Monday, May 19, 2014

Sine Die!

Weekly Opinion Editorial
by Steve Fair

     This is the last week of the 2014 Oklahoma state legislative session.  According to the Oklahoma state constitution, legislative sessions must begin at noon on the first Monday in February, cannot exceed one hundred and sixty days, and must be finally adjourned by no later than five o'clock p.m. on the last Friday in May of each year.  This has been an interesting legislative session.  Early in the session, the Senate passed a bill to approve the National Popular Vote compact, but after an uprising from the citizens in the state, the House thankfully killed the bill.  Common Core has been debated all session and appears to be headed for repeal in the Sooner state (we’ll see).  Tax breaks for drilling, increased bonding authority for school districts to build storm shelters, funding for the Indian Cultural Center, and repair of the Capitol are still issues the legislature may tackle before they Sine Die on Friday.

     The legislature did approve a budget last week that is $102 million less than last year’s budget.  Common education (public schools) funding, however, increased by $80 million.  Many state agencies took cuts of 5-6% but public safety, higher ed, and mental health were not cut. 

     Some observations about the issues that still linger at the legislature:

     First, the Indian Cultural Center is a money pit.
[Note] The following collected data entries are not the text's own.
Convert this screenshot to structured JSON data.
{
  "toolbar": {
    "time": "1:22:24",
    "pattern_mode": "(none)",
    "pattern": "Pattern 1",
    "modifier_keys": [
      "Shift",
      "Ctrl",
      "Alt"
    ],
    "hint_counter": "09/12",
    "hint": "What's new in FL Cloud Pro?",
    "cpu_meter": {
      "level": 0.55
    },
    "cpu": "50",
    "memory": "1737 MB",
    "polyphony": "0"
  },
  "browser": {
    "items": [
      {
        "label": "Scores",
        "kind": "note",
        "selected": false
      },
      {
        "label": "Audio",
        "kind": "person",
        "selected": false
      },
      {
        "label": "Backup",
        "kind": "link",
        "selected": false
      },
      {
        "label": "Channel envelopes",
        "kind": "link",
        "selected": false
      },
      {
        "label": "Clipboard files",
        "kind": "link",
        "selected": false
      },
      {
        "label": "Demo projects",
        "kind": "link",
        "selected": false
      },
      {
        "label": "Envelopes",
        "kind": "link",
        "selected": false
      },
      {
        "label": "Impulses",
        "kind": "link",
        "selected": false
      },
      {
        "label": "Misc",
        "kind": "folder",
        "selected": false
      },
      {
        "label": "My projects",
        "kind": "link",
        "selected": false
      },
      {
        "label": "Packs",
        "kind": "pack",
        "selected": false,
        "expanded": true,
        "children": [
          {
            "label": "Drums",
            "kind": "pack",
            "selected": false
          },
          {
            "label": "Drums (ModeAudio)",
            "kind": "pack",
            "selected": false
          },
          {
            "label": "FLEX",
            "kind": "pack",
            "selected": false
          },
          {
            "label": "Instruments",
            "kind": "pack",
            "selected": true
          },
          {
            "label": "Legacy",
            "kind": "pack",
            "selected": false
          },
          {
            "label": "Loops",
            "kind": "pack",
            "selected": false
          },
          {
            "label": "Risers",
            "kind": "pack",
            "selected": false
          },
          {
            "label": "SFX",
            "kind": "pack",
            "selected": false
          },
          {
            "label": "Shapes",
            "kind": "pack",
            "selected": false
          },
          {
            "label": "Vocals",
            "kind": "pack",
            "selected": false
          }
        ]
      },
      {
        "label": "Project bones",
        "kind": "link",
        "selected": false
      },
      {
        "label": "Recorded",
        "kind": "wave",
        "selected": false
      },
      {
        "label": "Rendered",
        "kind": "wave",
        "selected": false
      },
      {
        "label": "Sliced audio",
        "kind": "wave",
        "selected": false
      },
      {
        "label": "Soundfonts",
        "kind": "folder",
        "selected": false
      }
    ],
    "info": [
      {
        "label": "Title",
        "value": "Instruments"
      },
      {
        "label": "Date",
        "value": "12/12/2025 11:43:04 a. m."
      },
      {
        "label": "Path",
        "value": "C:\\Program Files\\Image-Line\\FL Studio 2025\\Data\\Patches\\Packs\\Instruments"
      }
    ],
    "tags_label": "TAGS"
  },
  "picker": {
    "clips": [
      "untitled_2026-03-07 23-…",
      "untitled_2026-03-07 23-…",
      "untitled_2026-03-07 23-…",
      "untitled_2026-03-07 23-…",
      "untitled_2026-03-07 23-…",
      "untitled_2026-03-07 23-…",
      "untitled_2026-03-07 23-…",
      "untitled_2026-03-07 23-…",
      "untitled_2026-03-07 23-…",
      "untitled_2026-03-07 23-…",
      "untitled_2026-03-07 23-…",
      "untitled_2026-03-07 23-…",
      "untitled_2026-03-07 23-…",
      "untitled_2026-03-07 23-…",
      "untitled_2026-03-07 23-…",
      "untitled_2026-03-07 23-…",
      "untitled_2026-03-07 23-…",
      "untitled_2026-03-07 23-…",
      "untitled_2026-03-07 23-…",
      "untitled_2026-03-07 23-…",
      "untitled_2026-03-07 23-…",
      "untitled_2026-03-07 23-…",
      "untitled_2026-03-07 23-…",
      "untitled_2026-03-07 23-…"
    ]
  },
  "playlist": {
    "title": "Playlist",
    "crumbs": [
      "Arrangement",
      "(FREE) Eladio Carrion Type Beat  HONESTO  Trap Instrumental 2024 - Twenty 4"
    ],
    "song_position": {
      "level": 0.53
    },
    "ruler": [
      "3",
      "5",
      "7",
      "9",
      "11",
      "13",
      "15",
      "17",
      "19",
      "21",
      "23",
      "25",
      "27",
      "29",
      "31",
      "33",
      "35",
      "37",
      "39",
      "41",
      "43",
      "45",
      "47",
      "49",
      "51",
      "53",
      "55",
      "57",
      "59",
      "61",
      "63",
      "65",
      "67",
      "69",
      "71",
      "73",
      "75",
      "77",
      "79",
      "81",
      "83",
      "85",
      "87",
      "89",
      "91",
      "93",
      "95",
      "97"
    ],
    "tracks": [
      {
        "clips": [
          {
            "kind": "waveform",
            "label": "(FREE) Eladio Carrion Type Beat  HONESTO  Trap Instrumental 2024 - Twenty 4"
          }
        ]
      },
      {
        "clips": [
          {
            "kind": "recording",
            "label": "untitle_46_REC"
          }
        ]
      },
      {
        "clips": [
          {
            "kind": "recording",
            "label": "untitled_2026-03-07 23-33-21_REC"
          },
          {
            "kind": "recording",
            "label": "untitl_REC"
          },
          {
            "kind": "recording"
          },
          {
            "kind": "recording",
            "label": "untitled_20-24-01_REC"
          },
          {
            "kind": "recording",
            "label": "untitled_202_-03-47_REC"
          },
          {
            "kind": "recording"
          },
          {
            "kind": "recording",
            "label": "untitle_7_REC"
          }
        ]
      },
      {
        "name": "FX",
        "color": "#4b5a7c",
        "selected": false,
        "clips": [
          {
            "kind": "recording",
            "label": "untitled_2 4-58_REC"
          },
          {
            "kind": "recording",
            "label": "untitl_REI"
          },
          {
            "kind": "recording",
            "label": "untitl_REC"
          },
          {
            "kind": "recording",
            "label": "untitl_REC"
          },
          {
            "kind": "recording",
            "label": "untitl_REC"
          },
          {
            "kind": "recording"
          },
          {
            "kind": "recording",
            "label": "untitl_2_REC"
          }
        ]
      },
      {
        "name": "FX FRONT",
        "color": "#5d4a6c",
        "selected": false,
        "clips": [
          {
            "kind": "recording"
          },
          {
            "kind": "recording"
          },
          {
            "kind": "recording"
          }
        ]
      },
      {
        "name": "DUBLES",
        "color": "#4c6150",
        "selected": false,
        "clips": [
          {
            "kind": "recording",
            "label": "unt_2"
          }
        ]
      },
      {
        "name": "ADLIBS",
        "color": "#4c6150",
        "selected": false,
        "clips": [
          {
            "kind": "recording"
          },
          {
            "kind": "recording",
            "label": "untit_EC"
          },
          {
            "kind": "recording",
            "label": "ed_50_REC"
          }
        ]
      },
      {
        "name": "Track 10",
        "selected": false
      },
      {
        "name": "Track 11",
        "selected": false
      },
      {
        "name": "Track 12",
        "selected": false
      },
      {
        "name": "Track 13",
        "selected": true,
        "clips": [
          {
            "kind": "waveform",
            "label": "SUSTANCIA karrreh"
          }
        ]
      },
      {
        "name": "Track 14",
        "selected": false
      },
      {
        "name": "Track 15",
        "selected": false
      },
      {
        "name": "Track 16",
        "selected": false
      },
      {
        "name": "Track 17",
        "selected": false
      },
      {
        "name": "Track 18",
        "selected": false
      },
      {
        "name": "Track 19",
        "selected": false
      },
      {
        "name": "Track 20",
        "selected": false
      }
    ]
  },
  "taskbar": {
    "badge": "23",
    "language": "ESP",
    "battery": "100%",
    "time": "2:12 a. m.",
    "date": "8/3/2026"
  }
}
It’s an uncompleted building in a high traffic location- I40 & I35- in Oklahoma City.  The state has already been out over $100 million dollars on this boondoggle, but here’s the dilemma; do you let the building just set there unfinished or do you appropriate taxpayer dollars to finish it?  Bear in mind, the state is paying for maintenance and upkeep on the building now.  It’s a tough issue and there is no clear cut right answer.  Some Republicans are adamant that we should not fund the project- others say give them the $40 million and get it finished.  This whole project has been a complete mismanaged mess, but if completed, the museum ‘could’ be a great compliment to the Western Heritage Museum- or not.  Who really knows?  A plan to take $40 million out of unclaimed property was rejected because the legislature rightfully recognized that in a down budget year, it sends the wrong message if you fund the Cultural Session, but cut more essential services.  It is a quagmire.   

     Second, why are we not using some of the rainy day fund to repair the Capitol?  The Rainy Day fund has been tapped for funding shortfalls far less legitimate than the crumbling Capitol building.  Or better yet, why not use a portion of the ‘reserve funds’ state agencies have sitting in the bank?  According to last estimates, over $800 million of taxpayer dollars is sitting in state agency bank accounts.  The estimates to fix the Capitol- and it needs repair- is $120 million.  Why doesn’t the legislature pass a bill to have every agency to send in 20% of the reserve funds?  That sounds reasonable and logical, but no one is talking about the reserve funds.  Isn’t that money the taxpayers?  That’s not the property of the state agency!  I can assure you that if a vote were taken, the vast majority of Oklahomans would support taking money out of the accounts of state agencies in lieu borrowing money and having their kids and grandkids pay it back.   

     Third, increasing the bonding amount for school districts to build storm shelters is a no-brainer.  It allows the local school district to determine whether they want a shelter on not.  The legislature should also look at giving a tax break to organizations and individuals who would contribute to a school district for a storm shelter.  Everyone wants Oklahoma’s kids safe, but mandating a district to provide a storm shelter when they don’t want or need one is foolhardy.  School districts are not one size fits all. 

    Fourth, the tax break for horizontal drilling is a complicated one.  When the tax break was initiated, just a small percentage of wells were horizontal, but now the vast majority of wells drilled are horizontal.  The tax breaks should continue for the following reason- it’s their money!  It’s not the state’s money! What many legislators mistakenly believe is a corporation pays taxes, but ultimately tax increases are passed on to the consumer.  Keep the tax on drilling low and you stimulate drilling.
      On a personal note, my wife Debbie will retire on Friday.  She has been teaching for 39.5 years in three Oklahoma school systems.  She has positively impacted literally thousands of children’s lives.  She’s the real hero in our family!